Moi non plus, je ne disais pas trop que je voulais gagner Wimbledon. Vous essayez de garder ça pour vous-mêmes. Mais je pense que dès lors qu’elle a commencé à le verbaliser, le rêve a commencé à devenir réalité. C’est l’un des derniers messages que je lui avais envoyé : “Les rêves peuvent devenir réalité. Ils le sont devenus pour moi.”
J’étais tellement contente quand je l’ai vue avec cette robe (la tenue de Barty à Wimbledon). En fait, certains détails viennent de deux de mes robes. Comme les petites fleurs qu’elle avait sur sa tenue. Et le même type de veste (de survêtement) que j’avais l’habitude de porter. En voyant ça, je me suis dit : “Oh… C’est adorable.” Je ne savais pas quoi dire (rires). Je lui ai dit que si ça pouvait lui porter chance, génial ! Enfin… elle est incroyable.
Pouvez-vous nous parler un peu du match ? Ça a dû être une grande émotion pour vous.
Pendant le premier set, c’était comme si elle ne pouvait pas faire une seule erreur. Puis Pliskova a commencé à revenir dans le match, et Ash est devenue un petit peu nerveuse. Mais tout au long du match, j’avais ce sentiment qu’elle allait gagner. que son heure était venue.
Vous savez, quelqu’un là-haut nous regarde et prend soin de nous pendant la semaine de Naidoc (célébration australienne qui dure du premier dimanche de juillet jusqu’au dimanche suivant, et qui rend hommage à la culture et à l’histoire des Aborigènes).
Nous sommes toutes deux très fières. Je suis une femme Wiradjuri de la Nouvelle-Galles du Sud et elle est aussi une aborigène très fière, et quelle façon de célébrer, non seulement les 50 ans de ma première victoire à Wimbledon, mais aussi la semaine Naidoc. C’était très important. Je sais que beaucoup de gens en Australie sont très contents pour elle, ils ont beaucoup d’amour pour elle.
Ashleigh Barty sait tout faire, elle est comme Roger Federer
Evonne Goolagong
Avez-vous été en contact avec Ashleigh Barty après son succès en finale ?
Eh bien, ça reste entre nous. Comme je vous l’ai dit, c’est comme une sœur pour moi. La dernière chose que je lui ai dite par message est : “Les rêves deviennent réalité, et le tien s’est réalisé”. Je suis très contente pour elle, je suis fière d’elle, de la façon dont elle a géré ça sur le court et en dehors.

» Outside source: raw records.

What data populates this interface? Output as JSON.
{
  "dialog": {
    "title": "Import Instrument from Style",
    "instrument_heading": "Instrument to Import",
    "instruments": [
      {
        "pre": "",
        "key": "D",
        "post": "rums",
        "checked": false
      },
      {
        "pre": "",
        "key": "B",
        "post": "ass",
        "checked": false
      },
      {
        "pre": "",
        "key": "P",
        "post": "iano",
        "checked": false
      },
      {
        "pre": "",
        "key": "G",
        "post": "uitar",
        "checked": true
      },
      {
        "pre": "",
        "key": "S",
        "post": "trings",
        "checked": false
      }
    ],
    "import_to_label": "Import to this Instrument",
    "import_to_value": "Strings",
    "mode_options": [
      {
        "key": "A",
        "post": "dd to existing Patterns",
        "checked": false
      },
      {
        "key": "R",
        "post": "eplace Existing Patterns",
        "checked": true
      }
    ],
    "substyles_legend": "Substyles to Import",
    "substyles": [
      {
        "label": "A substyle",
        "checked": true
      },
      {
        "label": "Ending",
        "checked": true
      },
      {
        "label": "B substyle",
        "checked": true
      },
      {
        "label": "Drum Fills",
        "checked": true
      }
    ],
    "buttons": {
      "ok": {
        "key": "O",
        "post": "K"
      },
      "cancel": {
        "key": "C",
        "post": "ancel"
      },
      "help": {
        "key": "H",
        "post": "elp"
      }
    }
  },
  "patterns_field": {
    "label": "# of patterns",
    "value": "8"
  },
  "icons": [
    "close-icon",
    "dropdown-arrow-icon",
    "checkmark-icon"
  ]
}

Vous savez, je ne regardais plus le tennis jusqu’à l’arrivée de Roger Federer. Il avait tout, la volée, le revers à une main, c’était magique. Et je me suis dit : “ça serait super qu’une jeune joueuse arrive sur le circuit et joue comme Federer.” Et Ashleigh est arrivée. J’ai su dès que je l’ai vu pour la première fois, quand elle avait 13 ans, qu’elle serait une championne. Elle avait tout ce qu’il faut.
Ashleigh a joué un premier set incroyable. J’avais un bon pressentiment avant la finale, qu’elle allait s’imposer. Et puis le deuxième set est arrivé et l’inquiétude est apparue, je me suis dit que ça allait peut être aller en trois sets, et ça a été le cas. Mais je sais qu’elle a toujours aimé le challenge, la difficulté, et je savais qu’elle allait revenir. Elle l’a mérité, elle a travaillé très dur, pas juste sur le court, mentalement également. Un grand bravo à elle.
Que lui avez vous dit, pendant sa carrière, pour que votre relation soit si spéciale ?
Elle est comme une petite sœur pour moi. Et je pense que le meilleur conseil que je lui ai donné, quand elle traversait un moment très compliqué, est de lui dire d’aller pêcher, je savais qu’elle adorait ça. Et je me rappelle qu’un jour j’ai voulu la contacter, et elle m’a répondu qu’elle me rappellerait plus tard car elle était en train de pêcher. Elle m’a envoyé une photo du sol rempli de poissons. Et j’ai compris, car j’adore pêcher moi aussi.